A central role in the 1911 protests was played by women, especially members of the republican women’s organisation founded by Maud Gonne in 1900, Inghinidhe na hÉireann [Daughters of Ireland].
As Markievicz wrote, the Inghinidhe “was always in favour of the most extreme action possible”, while Griffith and his co-thinkers “seemed to be in great dread of a riot”. The poet Ella Young, who belonged to the group, would later recall it as “composed of girls who work hard all day in shops and offices owned for the most part by pro-British masters who may at any moment discharge them for ‘treasonable activities’. To be dismissed in such wise means the semi-starvation of long continued unemployment. These girls dare it, and subscribe, from not too abundant wages, generous amounts for the hire of halls to be used as classrooms and for theatre rehearsals.”

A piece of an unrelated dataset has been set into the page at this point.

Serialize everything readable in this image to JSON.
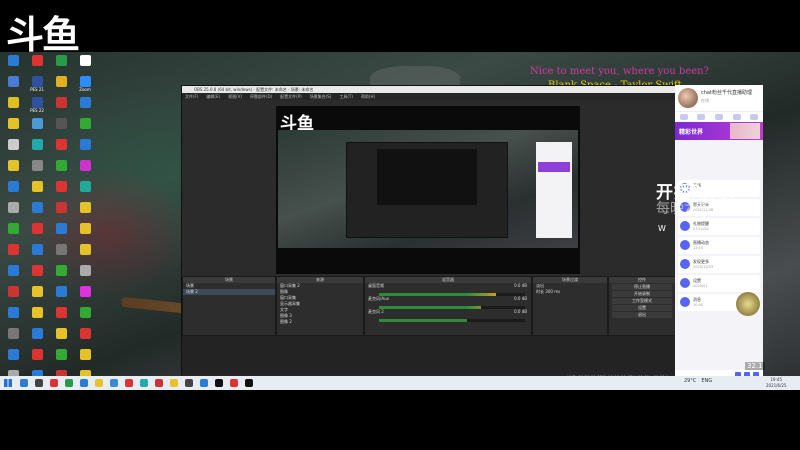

The first woman of this generation to go to prison in the cause of Ireland was, not surprisingly, Inghinidhe stalwart Helena Molony. A life-long republican, feminist and labour activist, Molony smashed a window in which spectacles with lens pictures of King George and Queen Mary were being displayed during the protests against the English king’s visit.
Markievicz would write over a decade later, “It is a common superstition that no woman can throw a stone; Miss Molony is a living proof to the contrary, and she and a couple of the boys [na Fianna] kept up a lively fusillade at the illuminations hung out over the shops on either side of us as we drove along.”
The political contradictions within the nationalist camp which were to come out starkly in the great Dublin industrial battle of 1913-14, the Easter Rising, the Tan War and, ultimately, the Civil War also appeared at the time of the Royal Visit in 1911.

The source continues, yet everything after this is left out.